US House Republicans used the occasion of Wednesday's 9/11 anniversary to demand Obama administration accountability over a deadly attack on the American mission in Benghazi, Libya one year ago.
House Speaker John Boehner accused President Barack Obama's team of not being "up front" about circumstances of a raid by militants which left four Americans dead last September 11, the same anniversary as that of the terror attacks of 2001.
"For the past year, this administration has failed to provide sufficient answers, fully comply with subpoenas, and make available relevant individuals to provide testimony," Boehner said in a statement.
"In short, this administration hasn't been up front with the American people or this Congress," he added. "Republicans will not stop until we get to the truth."
Benghazi caused a deep rift in Congress, as Republicans accused the White House of downplaying the event in the midst of the 2012 presidential campaign and launching a cover-up about the nature of the attack.
On Tuesday the White House remembered the victims including US ambassador Chris Stevens, updated Americans on security measures put in place to secure US assets and interests worldwide, and renewed its commitment to bringing the perpetrators to justice.

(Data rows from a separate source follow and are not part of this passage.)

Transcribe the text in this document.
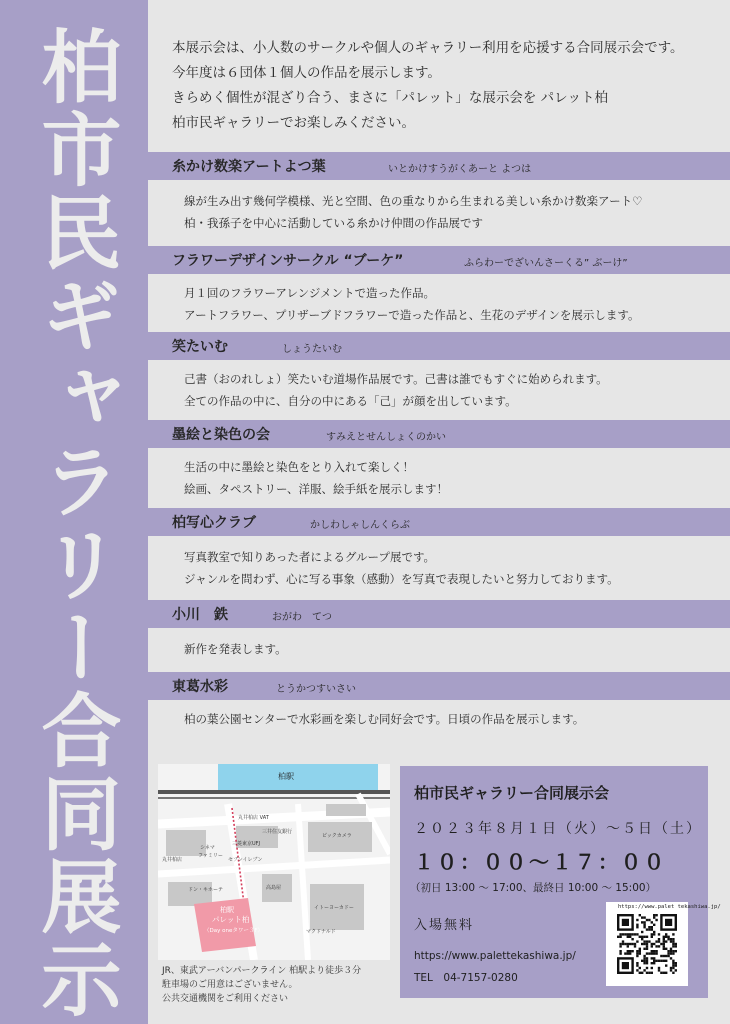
柏市民ギャラリー合同展示
本展示会は、小人数のサークルや個人のギャラリー利用を応援する合同展示会です。
今年度は６団体１個人の作品を展示します。
きらめく個性が混ざり合う、まさに「パレット」な展示会を パレット柏
柏市民ギャラリーでお楽しみください。
糸かけ数楽アートよつ葉	いとかけすうがくあーと よつは
線が生み出す幾何学模様、光と空間、色の重なりから生まれる美しい糸かけ数楽アート♡
柏・我孫子を中心に活動している糸かけ仲間の作品展です
フラワーデザインサークル “ブーケ”	ふらわーでざいんさーくる” ぶーけ”
月１回のフラワーアレンジメントで造った作品。
アートフラワー、プリザーブドフラワーで造った作品と、生花のデザインを展示します。
笑たいむ	しょうたいむ
己書（おのれしょ）笑たいむ道場作品展です。己書は誰でもすぐに始められます。
全ての作品の中に、自分の中にある「己」が顔を出しています。
墨絵と染色の会	すみえとせんしょくのかい
生活の中に墨絵と染色をとり入れて楽しく！
絵画、タペストリー、洋服、絵手紙を展示します！
柏写心クラブ	かしわしゃしんくらぶ
写真教室で知りあった者によるグループ展です。
ジャンルを問わず、心に写る事象（感動）を写真で表現したいと努力しております。
小川　鉄	おがわ　てつ
新作を発表します。
東葛水彩	とうかつすいさい
柏の葉公園センターで水彩画を楽しむ同好会です。日頃の作品を展示します。
柏駅
柏駅
パレット柏
（Day oneタワー３F）
丸井柏店 VAT
三井住友銀行
三菱東京UFJ
ビックカメラ
シネマ
ファミリー
セブンイレブン
丸井柏店
ドン・キホーテ	高島屋
イトーヨーカドー
マクドナルド
JR、東武アーバンパークライン 柏駅より徒歩３分
駐車場のご用意はございません。
公共交通機関をご利用ください
柏市民ギャラリー合同展示会
２０２３年８月１日（火）〜５日（土）
１０：００〜１７：００
（初日 13:00 〜 17:00、最終日 10:00 〜 15:00）
入場無料
https://www.palettekashiwa.jp/
TEL　04-7157-0280
https://www.palet tekashiwa.jp/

Darrell Issa, chairman of the powerful House Oversight and Government Reform Committee and the congressman seen as the main attack dog on Benghazi, has held several hearings on the issue since last year, summoning Attorney General Eric Holder and other senior officials to testify.
On Tuesday he announced he was convening another hearing, set for next week, to question members of the State Department's Accountability Review Board, whose in-depth examination of the attack and its aftermath had led to no disciplinary action.
"In the year since Benghazi, we have seen a total lack of accountability from this administration and many important questions have still not been answered," he said.
Representative Louie Gohmert, joined by conservative former House member Allen West, stood outside the US Capitol to demand Congress approve a "special committee" to investigate more fully what happened in Benghazi.
Gohmert accused the administration of "a year of obfuscation" around Benghazi, but dismissed suggestions his fingerpointing was violating the unity usually displayed by lawmakers on 9/11.
"If we will not remember the lives that were sacrificed a year ago on their anniversary of dying, then when are they going to be honored, and when will their blood require the truth to come out?" he said.